The trade treaties with their reduction of protective tariffs have damaged agriculture and been of little benefit to industry. The decline in prices, from which we suffer to the point of having been pushed below our own production costs, is exacerbated by the upholding of graduated tariffs for the importation of cheap grain from the East to the West, and it would become compulsory if there were also a trade treaty with Russia and customs reductions along its borders.
The dissolved Reichstag failed to give sufficient account to the legitimate wishes and interests of agriculture, which also extend to other areas; in particular, we Westphalian farmers lack a representation therein that is adequate in number and effectiveness. The upcoming new elections give us the duty and the right to demand redress and, as far as it is within our powers, to achieve it.
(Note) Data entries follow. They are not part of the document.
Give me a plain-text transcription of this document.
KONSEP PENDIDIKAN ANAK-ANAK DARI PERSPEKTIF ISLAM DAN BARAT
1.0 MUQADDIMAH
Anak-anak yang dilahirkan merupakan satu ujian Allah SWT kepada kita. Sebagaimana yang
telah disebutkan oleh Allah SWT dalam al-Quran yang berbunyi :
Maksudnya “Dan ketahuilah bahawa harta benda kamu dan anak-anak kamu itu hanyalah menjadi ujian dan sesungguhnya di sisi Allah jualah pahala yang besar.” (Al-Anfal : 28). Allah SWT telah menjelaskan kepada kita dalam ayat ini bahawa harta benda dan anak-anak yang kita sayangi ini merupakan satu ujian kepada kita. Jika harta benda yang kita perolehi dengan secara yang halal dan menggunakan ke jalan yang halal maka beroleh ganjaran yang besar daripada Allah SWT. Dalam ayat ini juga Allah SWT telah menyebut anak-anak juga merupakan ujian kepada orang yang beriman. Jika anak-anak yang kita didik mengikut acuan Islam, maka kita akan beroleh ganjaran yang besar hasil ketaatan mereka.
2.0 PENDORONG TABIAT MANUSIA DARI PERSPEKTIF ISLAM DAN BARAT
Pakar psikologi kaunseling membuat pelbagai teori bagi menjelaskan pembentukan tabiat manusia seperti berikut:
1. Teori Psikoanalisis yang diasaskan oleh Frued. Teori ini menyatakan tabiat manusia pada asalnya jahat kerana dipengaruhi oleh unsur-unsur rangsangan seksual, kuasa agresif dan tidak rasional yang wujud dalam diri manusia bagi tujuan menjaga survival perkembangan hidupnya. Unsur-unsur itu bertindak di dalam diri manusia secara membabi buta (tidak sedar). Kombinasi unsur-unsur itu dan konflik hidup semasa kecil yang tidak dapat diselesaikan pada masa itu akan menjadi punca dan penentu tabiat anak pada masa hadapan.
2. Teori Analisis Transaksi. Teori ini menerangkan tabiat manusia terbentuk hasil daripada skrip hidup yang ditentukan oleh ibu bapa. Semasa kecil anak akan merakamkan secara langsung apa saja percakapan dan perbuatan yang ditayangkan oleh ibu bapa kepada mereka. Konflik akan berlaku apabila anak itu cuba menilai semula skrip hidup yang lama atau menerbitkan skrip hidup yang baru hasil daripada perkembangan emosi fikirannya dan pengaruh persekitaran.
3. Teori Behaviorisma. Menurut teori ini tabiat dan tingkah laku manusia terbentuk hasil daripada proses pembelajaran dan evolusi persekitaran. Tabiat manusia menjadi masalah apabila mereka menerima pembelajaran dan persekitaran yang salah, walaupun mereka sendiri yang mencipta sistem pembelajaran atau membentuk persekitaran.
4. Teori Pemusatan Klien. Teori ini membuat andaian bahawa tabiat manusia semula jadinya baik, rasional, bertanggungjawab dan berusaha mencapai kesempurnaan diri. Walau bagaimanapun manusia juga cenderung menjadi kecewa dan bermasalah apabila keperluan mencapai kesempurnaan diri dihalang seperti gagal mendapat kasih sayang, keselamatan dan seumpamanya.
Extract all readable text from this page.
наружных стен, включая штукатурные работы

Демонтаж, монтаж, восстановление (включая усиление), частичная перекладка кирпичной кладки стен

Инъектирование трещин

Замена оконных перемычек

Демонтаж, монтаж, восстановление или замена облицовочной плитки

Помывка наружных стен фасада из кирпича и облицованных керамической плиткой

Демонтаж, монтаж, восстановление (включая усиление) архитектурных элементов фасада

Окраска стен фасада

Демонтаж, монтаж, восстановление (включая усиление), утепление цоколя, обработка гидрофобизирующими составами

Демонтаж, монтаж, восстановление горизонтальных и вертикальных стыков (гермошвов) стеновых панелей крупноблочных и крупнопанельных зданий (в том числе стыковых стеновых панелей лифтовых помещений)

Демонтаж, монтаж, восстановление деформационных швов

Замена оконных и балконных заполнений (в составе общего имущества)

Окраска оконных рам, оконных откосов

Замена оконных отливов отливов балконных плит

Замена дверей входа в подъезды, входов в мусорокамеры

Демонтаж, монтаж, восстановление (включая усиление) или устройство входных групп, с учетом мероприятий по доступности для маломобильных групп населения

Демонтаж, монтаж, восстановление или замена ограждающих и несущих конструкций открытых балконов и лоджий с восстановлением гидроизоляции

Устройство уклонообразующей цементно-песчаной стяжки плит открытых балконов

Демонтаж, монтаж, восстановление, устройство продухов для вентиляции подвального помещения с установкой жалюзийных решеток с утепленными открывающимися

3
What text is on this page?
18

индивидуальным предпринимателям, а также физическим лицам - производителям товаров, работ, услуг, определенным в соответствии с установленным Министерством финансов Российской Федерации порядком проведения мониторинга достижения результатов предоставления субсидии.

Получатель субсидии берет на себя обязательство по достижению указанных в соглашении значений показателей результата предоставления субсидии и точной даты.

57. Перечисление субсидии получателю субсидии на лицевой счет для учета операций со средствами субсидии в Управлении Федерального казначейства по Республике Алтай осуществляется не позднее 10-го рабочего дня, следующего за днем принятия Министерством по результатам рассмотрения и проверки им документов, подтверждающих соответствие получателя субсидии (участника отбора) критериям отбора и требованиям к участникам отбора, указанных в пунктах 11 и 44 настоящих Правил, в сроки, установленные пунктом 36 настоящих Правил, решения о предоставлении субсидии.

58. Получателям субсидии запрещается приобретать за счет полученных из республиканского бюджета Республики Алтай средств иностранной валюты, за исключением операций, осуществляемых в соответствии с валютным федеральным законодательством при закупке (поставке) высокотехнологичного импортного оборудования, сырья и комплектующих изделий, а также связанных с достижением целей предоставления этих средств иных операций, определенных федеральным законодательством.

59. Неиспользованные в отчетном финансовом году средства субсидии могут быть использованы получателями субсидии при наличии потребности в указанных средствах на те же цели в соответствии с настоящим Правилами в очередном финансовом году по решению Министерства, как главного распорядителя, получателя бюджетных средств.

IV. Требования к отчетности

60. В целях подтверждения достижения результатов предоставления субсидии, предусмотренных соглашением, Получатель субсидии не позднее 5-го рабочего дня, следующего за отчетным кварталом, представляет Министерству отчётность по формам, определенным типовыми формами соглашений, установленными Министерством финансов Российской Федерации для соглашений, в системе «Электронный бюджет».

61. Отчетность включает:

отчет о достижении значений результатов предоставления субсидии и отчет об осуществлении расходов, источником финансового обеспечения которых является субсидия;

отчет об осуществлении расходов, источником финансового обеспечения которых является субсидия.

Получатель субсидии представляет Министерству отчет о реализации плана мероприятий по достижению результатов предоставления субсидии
Until now, we have refrained from forming a separate party to achieve these goals, confident that our justified wishes and demands would find consideration within the existing parties, especially the Center Party. Therefore, at the meeting of the representatives [Vertrauensmänner] of the Center Party for Westphalia, held in Münster on May 24, we presented our complaints and wishes, and, in particular, demanded guarantees for an adequate representation for the predominantly agricultural electoral districts. To justify our demands, it is sufficient to point out that of the 9 Reichstag electoral districts of Westphalia that elected Center representatives [Centrumsabgeordnete], only 2 were represented by a farmer in the last Reichstag, and of the 4 Reichstag electoral districts of the Münsterland, in spite of an overwhelmingly agricultural population, none was represented by a farmer in the last Reichstag, whereas 7 or 8 of the 9 electoral districts used to have a professional farmer as representative.